As a young, Black woman, I understand that hair is integral to one’s identity, culture, and confidence. Hair differs from relatives and friends but can sometimes be a focal point. I was fortunate to grow up in a diverse community, seeing peers and teachers who looked like me. It was not uncommon to discuss hair trends or favorite products during lunchtime. 

The natural hair community has gained more supporters this past decade, with a boom of YouTubers and people online displaying their curly, kinky coils. There can be stigma related to certain hairstyles in workplace settings as an attempt to further discrimination. Being comfortable in your skin is an excellent and beautiful experience, and making decisions about your appearance is a key to autonomy and emotional well-being. 

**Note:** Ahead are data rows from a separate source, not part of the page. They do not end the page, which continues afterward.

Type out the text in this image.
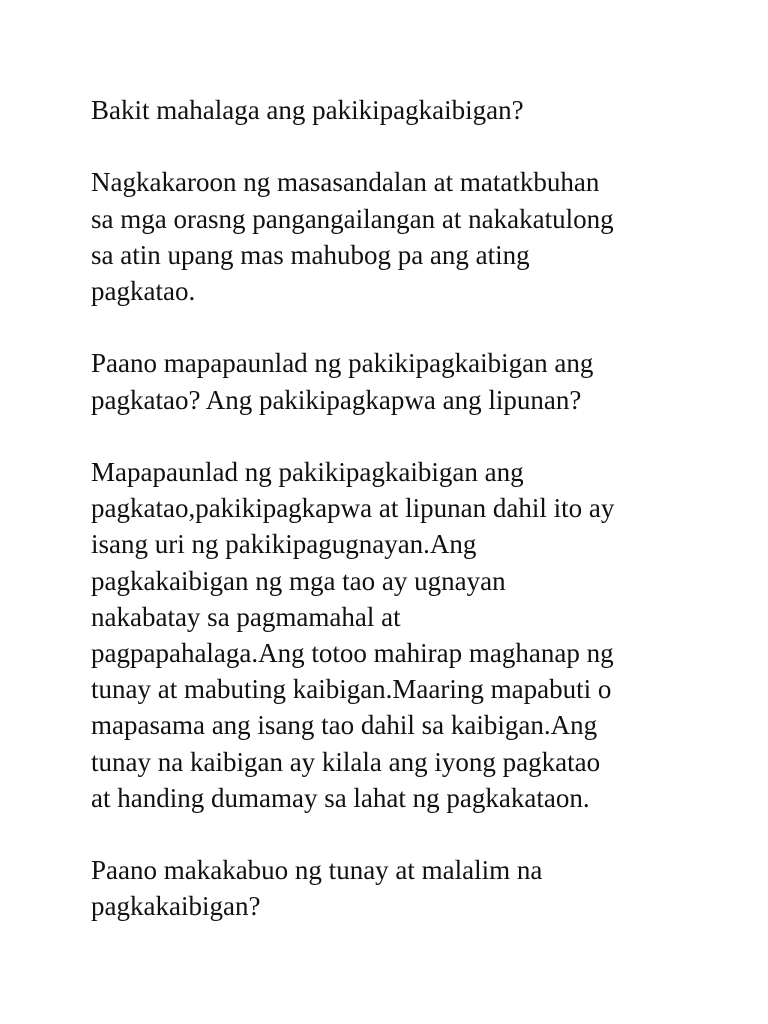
Bakit mahalaga ang pakikipagkaibigan?
Nagkakaroon ng masasandalan at matatkbuhan
sa mga orasng pangangailangan at nakakatulong
sa atin upang mas mahubog pa ang ating
pagkatao.
Paano mapapaunlad ng pakikipagkaibigan ang
pagkatao? Ang pakikipagkapwa ang lipunan?
Mapapaunlad ng pakikipagkaibigan ang
pagkatao,pakikipagkapwa at lipunan dahil ito ay
isang uri ng pakikipagugnayan.Ang
pagkakaibigan ng mga tao ay ugnayan
nakabatay sa pagmamahal at
pagpapahalaga.Ang totoo mahirap maghanap ng
tunay at mabuting kaibigan.Maaring mapabuti o
mapasama ang isang tao dahil sa kaibigan.Ang
tunay na kaibigan ay kilala ang iyong pagkatao
at handing dumamay sa lahat ng pagkakataon.
Paano makakabuo ng tunay at malalim na
pagkakaibigan?
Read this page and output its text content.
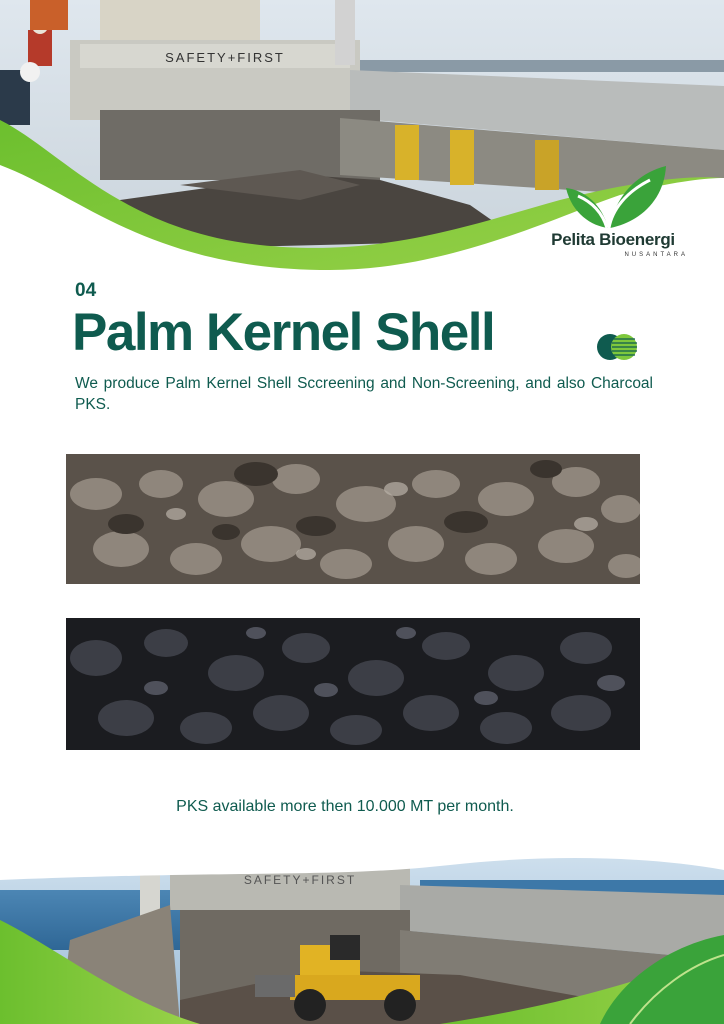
SAFETY+FIRST
Pelita Bioenergi
NUSANTARA
04
Palm Kernel Shell
We produce Palm Kernel Shell Sccreening and Non-Screening, and also Charcoal PKS.
PKS available more then 10.000 MT per month.
SAFETY+FIRST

As I mentioned, hair care products explicitly curated for tight curls and less stripping ingredients are essential for maintaining hygiene and individualistic style. Necessary components that draw in and seal in moisture are especially sought after for Black haircare (e.g., humectants like glycerin and heavy oils like shea butter and castor oil). Certain products are mainly used exclusively by those with coarser hair textures. Leave-in conditioners, herbal oils, edge control/ gel, and detanglers make great additions to the shampoos and conditioners on the market. These products have tools to use successfully, like wide-toothed combs, protective styles, and satin hair scarves. 

I am thrilled that Itiah Angels for Learning can support this important initiative with Tropical Origin products. The brand offers products in a reinvented way, like a shampoo bar that is vegan, cruelty-free, and formulated for all hair types. It is fantastic that the younger generations can be in tune with their appearance and self-expression. The black-owned company helps to give back to the community and inspires everyone to have an entrepreneurial spirit.